The president of Stanford University announced he was stepping down after acknowledging serious issues with his research. The Los Angeles Times reports that the exposé of the president’s work was conducted by a freshman.

Rumors of altered images in some of the research papers published by Stanford University President Marc Tessier-Lavigne had circulated since 2015. But the allegations involving the neuroscientist got little attention beyond the niche scientific forum where they first appeared — until Stanford freshman Theo Baker decided to take a closer look.
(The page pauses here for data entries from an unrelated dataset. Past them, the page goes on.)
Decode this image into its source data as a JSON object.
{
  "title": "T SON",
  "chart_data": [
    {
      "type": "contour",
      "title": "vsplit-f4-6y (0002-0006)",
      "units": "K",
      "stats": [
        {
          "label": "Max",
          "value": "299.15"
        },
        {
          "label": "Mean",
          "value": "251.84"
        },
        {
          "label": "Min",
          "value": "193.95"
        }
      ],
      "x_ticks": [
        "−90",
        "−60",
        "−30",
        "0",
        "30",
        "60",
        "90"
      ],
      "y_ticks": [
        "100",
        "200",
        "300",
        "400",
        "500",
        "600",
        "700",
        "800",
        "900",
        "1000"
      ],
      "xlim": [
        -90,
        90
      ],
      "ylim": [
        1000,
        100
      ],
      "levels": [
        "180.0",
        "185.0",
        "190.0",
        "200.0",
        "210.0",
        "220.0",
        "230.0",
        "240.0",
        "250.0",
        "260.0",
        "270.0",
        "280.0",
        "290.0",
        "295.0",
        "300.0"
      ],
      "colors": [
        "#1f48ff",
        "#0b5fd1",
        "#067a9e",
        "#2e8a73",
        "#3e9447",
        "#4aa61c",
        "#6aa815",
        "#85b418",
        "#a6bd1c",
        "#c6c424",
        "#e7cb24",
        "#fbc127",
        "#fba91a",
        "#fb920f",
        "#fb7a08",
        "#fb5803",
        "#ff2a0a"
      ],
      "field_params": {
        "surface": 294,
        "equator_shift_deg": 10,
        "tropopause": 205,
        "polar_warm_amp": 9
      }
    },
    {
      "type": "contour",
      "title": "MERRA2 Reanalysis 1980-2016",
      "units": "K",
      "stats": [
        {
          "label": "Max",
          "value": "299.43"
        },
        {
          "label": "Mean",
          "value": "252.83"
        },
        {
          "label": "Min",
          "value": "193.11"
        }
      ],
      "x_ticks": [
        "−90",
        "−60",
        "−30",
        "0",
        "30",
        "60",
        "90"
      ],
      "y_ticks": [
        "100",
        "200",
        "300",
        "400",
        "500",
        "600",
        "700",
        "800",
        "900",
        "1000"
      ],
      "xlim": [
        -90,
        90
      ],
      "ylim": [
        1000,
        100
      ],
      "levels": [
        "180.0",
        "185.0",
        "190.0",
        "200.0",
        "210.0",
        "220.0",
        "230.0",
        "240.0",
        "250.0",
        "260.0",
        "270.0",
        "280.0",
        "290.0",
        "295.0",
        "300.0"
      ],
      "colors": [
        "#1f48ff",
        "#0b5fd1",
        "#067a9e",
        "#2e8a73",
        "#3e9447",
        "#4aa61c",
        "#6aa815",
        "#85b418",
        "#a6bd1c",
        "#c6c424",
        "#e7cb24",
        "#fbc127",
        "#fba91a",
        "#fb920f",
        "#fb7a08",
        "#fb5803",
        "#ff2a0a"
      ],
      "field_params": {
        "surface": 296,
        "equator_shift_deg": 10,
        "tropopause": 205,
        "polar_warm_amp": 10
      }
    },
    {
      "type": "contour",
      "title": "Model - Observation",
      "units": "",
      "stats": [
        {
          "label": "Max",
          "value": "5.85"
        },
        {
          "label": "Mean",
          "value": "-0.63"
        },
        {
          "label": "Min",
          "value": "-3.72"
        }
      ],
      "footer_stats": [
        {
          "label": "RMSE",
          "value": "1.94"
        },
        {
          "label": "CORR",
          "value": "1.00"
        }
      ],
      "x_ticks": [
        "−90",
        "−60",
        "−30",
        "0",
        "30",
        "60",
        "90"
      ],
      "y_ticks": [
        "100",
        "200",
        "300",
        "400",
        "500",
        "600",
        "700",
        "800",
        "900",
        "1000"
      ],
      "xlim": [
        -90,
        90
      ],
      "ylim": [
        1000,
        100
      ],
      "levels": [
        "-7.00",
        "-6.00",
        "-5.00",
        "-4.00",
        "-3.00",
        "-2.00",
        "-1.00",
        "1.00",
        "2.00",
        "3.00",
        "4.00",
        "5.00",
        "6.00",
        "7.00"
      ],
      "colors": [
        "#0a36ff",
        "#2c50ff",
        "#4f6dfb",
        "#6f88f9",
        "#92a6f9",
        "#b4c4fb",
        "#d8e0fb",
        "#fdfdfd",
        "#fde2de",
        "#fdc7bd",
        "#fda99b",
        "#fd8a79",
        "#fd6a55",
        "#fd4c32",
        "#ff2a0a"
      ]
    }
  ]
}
Baker, a journalist for the Stanford Daily, published his first story on problems surrounding Tessier-Lavigne’s research in November. His dogged reporting kicked off a chain of events that culminated this week with the president’s announcement that he would step down from his post at the end of August.

Tessier-Lavigne acted Wednesday after an expert scientific panel convened by the university determined that he failed on multiple occasions to correct errors in his published research on Alzheimer’s disease and related topics, and that he managed labs that at times produced sloppy or even manipulated data.

Of course, Baker covered that too.

In February, the 18-year-old from the Washington, D.C., area became the youngest-ever recipient of journalism’s prestigious George Polk Award for his work on the investigation. Journalism runs in the family: Baker is the son of the New York Times’ chief White House correspondent, Peter Baker, and New Yorker columnist Susan B. Glasser.

The story includes an interview with Baker in which he explained how he contacted experts, then resisted university pressures to back down. Any threat was grounds for another story. He carefully sourced everything he wrote about.